Jacques Vriens schrijft het boek 'Oorlogsgeheimen' in 2007 en Van Engelenburg Theaterproducties maakt er in 2013 een theatervoorstelling van. Met Ida van Dril en Maarten Ebbers in de hoofdrollen. Deze voorstelling krijgt, geheel verdiend, niets anders dan lovende kritieken. Nu ruim vijf jaar later gaat in Schouwburg De Meerse in Hoofddorp de reprise voorstelling in première. De rol van Maartje wordt nu echter gespeeld door Maria Noë. Geheel onbekend is Noë niet met deze rol want zij heeft haar in de voorgaande serie al heel wat keren mogen spelen op diverse scholen in Nederland.
Zuid-Limburg, de tweede wereldoorlog is al tien jaar voorbij. Arthur Ramakers zit voor zijn klas met leerlingen en op de achtergrond danst een meisje. Zo begint één van de meest spannendste jeugdverhalen over de tweede wereldoorlog “Oorlogsgeheimen”.
Als de eerste zinnen van leraar Arthur Ramakers zijn uitgesproken en de fictieve Maartje ten tonele verschijnt ontstaat er op de toneelvloer iets dat de hele voorstelling blijft hangen. Tussen Noë en Ebbers is een chemische verbinding ontstaan die de voorstelling zoveel kracht en emotie meegeven dat dit in de hele zaal te voelen is. Er wordt gelachen op de juiste momenten waarna in een fractie van een seconde de sfeer weer om kan slaan in een angstwekkende oorlogssituatie.
De opbouw van het verhaal lijkt mij ten opzichte van de eerste versie vele malen sterker. Ik kan niet precies de vinger erop leggen hoe dit nu precies komt. Maar de verschillende emotionele lagen komen bij mij één voor één krachtiger naar binnen en zorgen ervoor dat iedere seconde van het verhaal volledig door mij opgenomen wordt. De twee acteurs spelen alle rollen van het verhaal en bijzondere prestatie om dit volledig geloofwaardig te kunnen doen maar Noë en Ebbers slagen hier cum laude in. Het omschakelen tussen de verschillende karakters gaat zo vloeiend dat je soms niet eens goed ziet wanneer het plaats gevonden heeft. Ook de changementen worden door deze twee spelers uitgevoerd waarbij het veranderen van de locatie meer op een gevoelige dans lijkt dan op een technische handeling.

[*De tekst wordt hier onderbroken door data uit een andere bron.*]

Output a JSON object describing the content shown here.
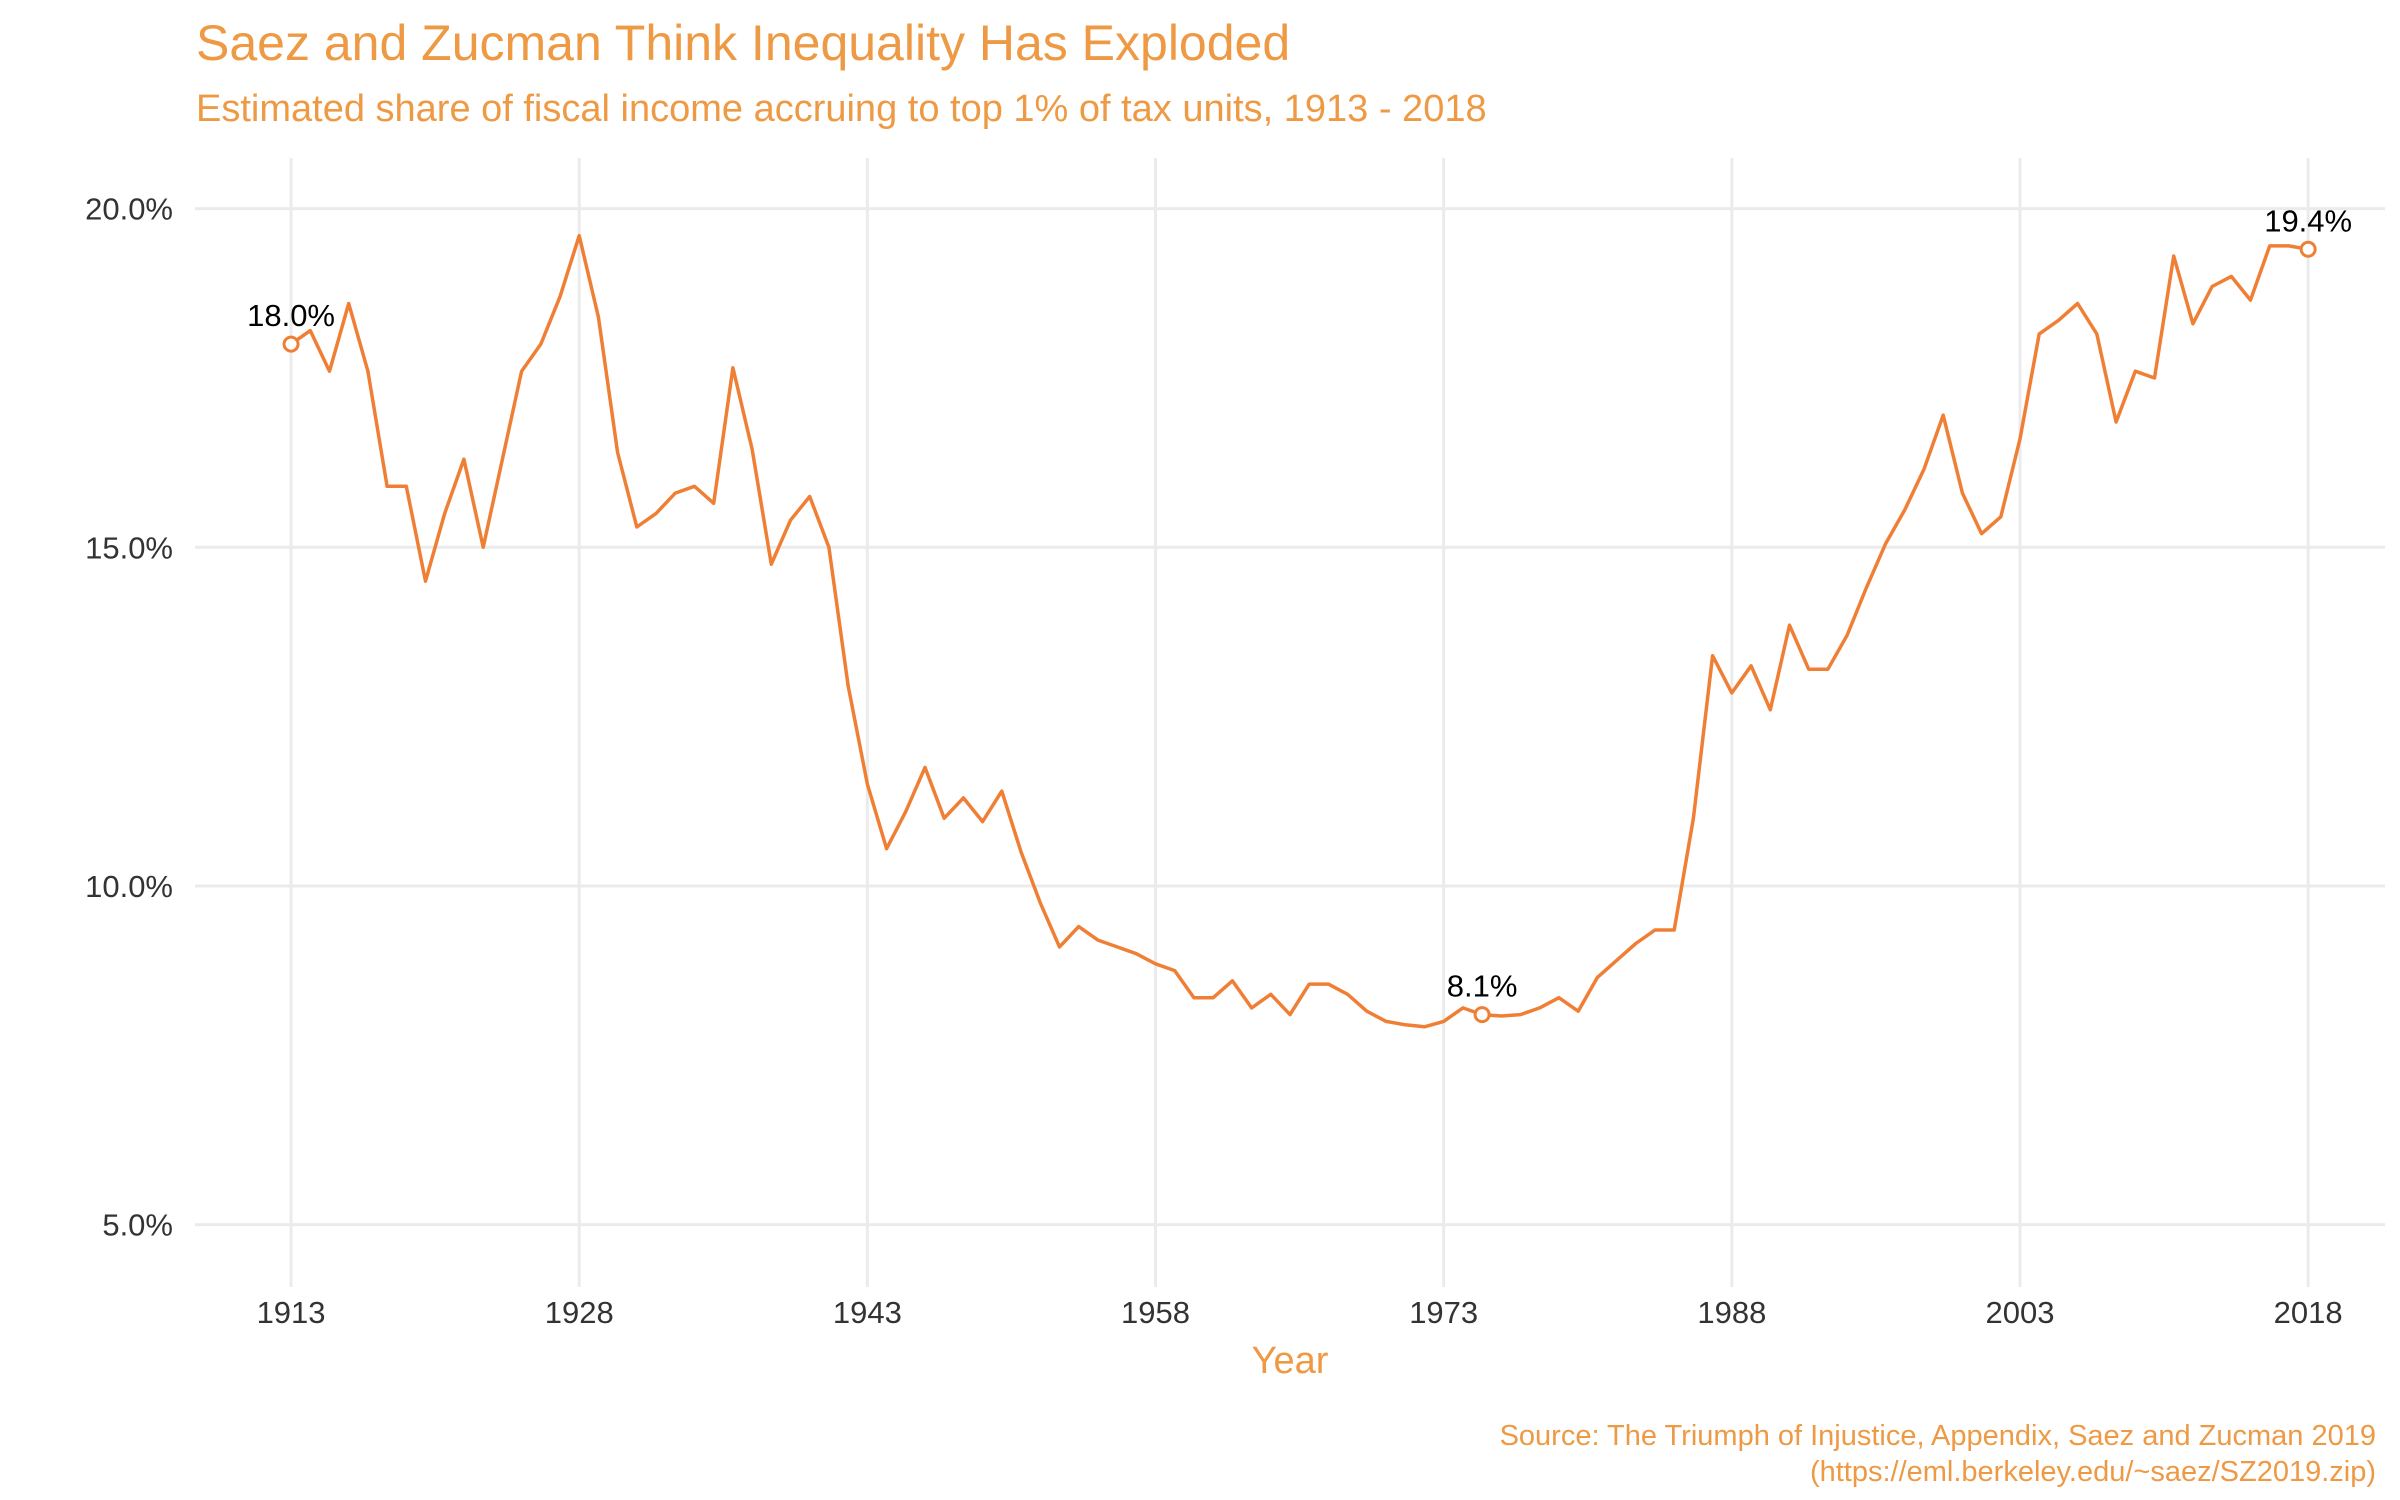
{
  "colors": {
    "accent": "#ee9a45",
    "line": "#f07f36",
    "grid": "#ebebeb",
    "text": "#333333"
  },
  "chart_data": {
    "type": "line",
    "title": "Saez and Zucman Think Inequality Has Exploded",
    "subtitle": "Estimated share of fiscal income accruing to top 1% of tax units, 1913 - 2018",
    "xlabel": "Year",
    "ylabel": "",
    "caption": [
      "Source: The Triumph of Injustice, Appendix, Saez and Zucman 2019",
      "(https://eml.berkeley.edu/~saez/SZ2019.zip)"
    ],
    "xlim": [
      1908,
      2022
    ],
    "ylim": [
      4.3,
      20.6
    ],
    "x_ticks": [
      1913,
      1928,
      1943,
      1958,
      1973,
      1988,
      2003,
      2018
    ],
    "x_tick_labels": [
      "1913",
      "1928",
      "1943",
      "1958",
      "1973",
      "1988",
      "2003",
      "2018"
    ],
    "y_ticks": [
      5,
      10,
      15,
      20
    ],
    "y_tick_labels": [
      "5.0%",
      "10.0%",
      "15.0%",
      "20.0%"
    ],
    "grid": true,
    "legend": "none",
    "series": [
      {
        "x": [
          1913,
          1914,
          1915,
          1916,
          1917,
          1918,
          1919,
          1920,
          1921,
          1922,
          1923,
          1924,
          1925,
          1926,
          1927,
          1928,
          1929,
          1930,
          1931,
          1932,
          1933,
          1934,
          1935,
          1936,
          1937,
          1938,
          1939,
          1940,
          1941,
          1942,
          1943,
          1944,
          1945,
          1946,
          1947,
          1948,
          1949,
          1950,
          1951,
          1952,
          1953,
          1954,
          1955,
          1956,
          1957,
          1958,
          1959,
          1960,
          1961,
          1962,
          1963,
          1964,
          1965,
          1966,
          1967,
          1968,
          1969,
          1970,
          1971,
          1972,
          1973,
          1974,
          1975,
          1976,
          1977,
          1978,
          1979,
          1980,
          1981,
          1982,
          1983,
          1984,
          1985,
          1986,
          1987,
          1988,
          1989,
          1990,
          1991,
          1992,
          1993,
          1994,
          1995,
          1996,
          1997,
          1998,
          1999,
          2000,
          2001,
          2002,
          2003,
          2004,
          2005,
          2006,
          2007,
          2008,
          2009,
          2010,
          2011,
          2012,
          2013,
          2014,
          2015,
          2016,
          2017,
          2018
        ],
        "values": [
          18.0,
          18.2,
          17.6,
          18.6,
          17.6,
          15.9,
          15.9,
          14.5,
          15.5,
          16.3,
          15.0,
          16.3,
          17.6,
          18.0,
          18.7,
          19.6,
          18.4,
          16.4,
          15.3,
          15.5,
          15.8,
          15.9,
          15.65,
          17.65,
          16.45,
          14.75,
          15.4,
          15.75,
          15.0,
          12.95,
          11.5,
          10.55,
          11.1,
          11.75,
          11.0,
          11.3,
          10.95,
          11.4,
          10.5,
          9.75,
          9.1,
          9.4,
          9.2,
          9.1,
          9.0,
          8.85,
          8.75,
          8.35,
          8.35,
          8.6,
          8.2,
          8.4,
          8.1,
          8.55,
          8.55,
          8.4,
          8.15,
          8.0,
          7.95,
          7.92,
          8.0,
          8.2,
          8.1,
          8.08,
          8.1,
          8.2,
          8.35,
          8.15,
          8.65,
          8.9,
          9.15,
          9.35,
          9.35,
          11.0,
          13.4,
          12.85,
          13.25,
          12.6,
          13.85,
          13.2,
          13.2,
          13.7,
          14.4,
          15.05,
          15.55,
          16.15,
          16.95,
          15.8,
          15.2,
          15.45,
          16.6,
          18.15,
          18.35,
          18.6,
          18.15,
          16.85,
          17.6,
          17.5,
          19.3,
          18.3,
          18.85,
          19.0,
          18.65,
          19.45,
          19.45,
          19.4
        ]
      }
    ],
    "annotations": [
      {
        "x": 1913,
        "y": 18.0,
        "label": "18.0%"
      },
      {
        "x": 1975,
        "y": 8.1,
        "label": "8.1%"
      },
      {
        "x": 2018,
        "y": 19.4,
        "label": "19.4%"
      }
    ]
  }
}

Regisseur Pepijn Cladder heeft met subtiele veranderingen deze voorstelling een vernieuwde snelheid meegegeven die, wat mij betreft, de kwaliteit van het geheel een flink aantal treden omhoog geschoten heeft. Aan het decor, ontworpen door Elze van de Akker, is geen enkele aanpassing gedaan en dat is ook totaal niet nodig. Dit multifunctionele decor prikkelt juist de fantasie van de kijker waardoor een gekantelde deur echt ineens de kippenstal is geworden waar varken Bella een ware achtervolging veroorzaakt.
Henrike van Engelenburg heeft een goede beslissing genomen om “Oorlogsgeheimen” weer opnieuw naar de theaters te brengen. Er is weer een nieuwe generatie die deze voorstelling echt moet gaan zien en tegen de generatie die de voorstelling al heeft gezien kan ik alleen maar zeggen ga weer naar het theater toe want de boodschap van dit verhaal kan niet vaak genoeg verteld worden.